Embrace New Feelings

During a transition, you’re going to feel different emotions. One day you may be super excited! Like the day you graduated college, it’s a great day filled with love and support. But…then you realize it’s over and you have to be a full fledged adult. Those happy feelings kind of mold into a nostalgia and maybe even sadness. It’s okay for that to happen, but it’s important to recognize that it doesn’t mean the transition is bad. No one can stay in college forever, so you know that everyone that came before you and went through these motions survived and lived happy lives. So for now, embrace the feelings, find their core, and talk yourself through them.

 Check On Yourself

Let’s say you’re moving, and you start packing up your things in your house of 20 years. BUT you’re moving into a newer and bigger house in the neighborhood you’ve always wanted to live in. That’s going to be fun! You’re packing your dishes, your linens…and then you start packing your memories. Check on yourself to make sure you’re okay! Don’t rush yourself into feeling instantly okay with leaving your house of 20 years behind, it’s an emotional experience. Make sure you’re not bottling these things up and that you’re enjoying the last days you have in that house you made so many memories in, properly mourn the stage you were in before so you can welcome the new one with fresh eyes.

Seek Out Support

Get that support from your loved ones! Confide in only those you know have your best intentions at heart. They will be there for you and will help you cope with your emotions, even if it’s a wild roller coaster. Be with your friends, make time to do one thing you enjoy every day, and be honest with yourself and loved ones about how you’re feeling. Transitions that we go through in life can be deeply emotional experiences, it’s not an easy thing to do. If you can’t lean on your friends and family in difficult times, then who will you lean on? You don’t have to do everything alone, and you very well know you’d be there in a second if you had a loved one going through a hard time.

Worst case, you don’t want to confide in your loved ones…I understand, not everyone has a loving support system. In that case, seek out counseling so that you do have a place to go where your thoughts and feelings are heard.

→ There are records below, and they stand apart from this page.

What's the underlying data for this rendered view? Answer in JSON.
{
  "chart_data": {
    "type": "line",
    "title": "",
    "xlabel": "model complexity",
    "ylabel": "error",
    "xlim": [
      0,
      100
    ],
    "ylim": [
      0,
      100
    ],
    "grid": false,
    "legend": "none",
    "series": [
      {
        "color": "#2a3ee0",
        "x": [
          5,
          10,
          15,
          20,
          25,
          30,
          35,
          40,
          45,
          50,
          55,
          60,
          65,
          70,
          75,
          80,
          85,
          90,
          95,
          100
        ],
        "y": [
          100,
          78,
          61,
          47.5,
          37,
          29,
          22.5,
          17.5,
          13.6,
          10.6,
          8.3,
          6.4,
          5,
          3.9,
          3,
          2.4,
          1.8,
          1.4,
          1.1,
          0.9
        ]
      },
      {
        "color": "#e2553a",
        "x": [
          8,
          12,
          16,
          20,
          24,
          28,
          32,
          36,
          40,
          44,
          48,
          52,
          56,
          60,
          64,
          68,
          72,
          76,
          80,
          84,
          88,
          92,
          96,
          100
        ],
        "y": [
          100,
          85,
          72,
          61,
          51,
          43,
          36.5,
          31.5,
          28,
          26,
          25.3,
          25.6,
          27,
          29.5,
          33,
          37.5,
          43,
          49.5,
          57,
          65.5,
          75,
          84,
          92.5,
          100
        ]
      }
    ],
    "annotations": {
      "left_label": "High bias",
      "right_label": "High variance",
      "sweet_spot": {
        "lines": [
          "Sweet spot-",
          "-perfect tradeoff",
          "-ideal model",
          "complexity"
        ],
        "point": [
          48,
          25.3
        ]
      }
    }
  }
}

I almost tried BetterHelp at one point because I’ve heard such great things (plus it’s COVID friendly!).

Last But Not Least: It’s Okay If It’s Not Graceful

Hardly anything works out exactly the way we planned it. So if you find yourself losing it don’t beat yourself up! The best thing you can do if you snap and you find yourself not handling things well is to just be mindful of it. What caused you to take such a wrong turn? Return back to the system that was working for you. Make time for the things that make you happy, and focus on what you’re doing right now in the moment.

Feel free to share some tips, stories, or coping methods you have for dealing with change and transitions in the comments. We all go through them, and at varying degrees of difficulty and sanity. There isn’t one right way to deal with change, but it’s always worth a try to do it in a healthy and graceful manner.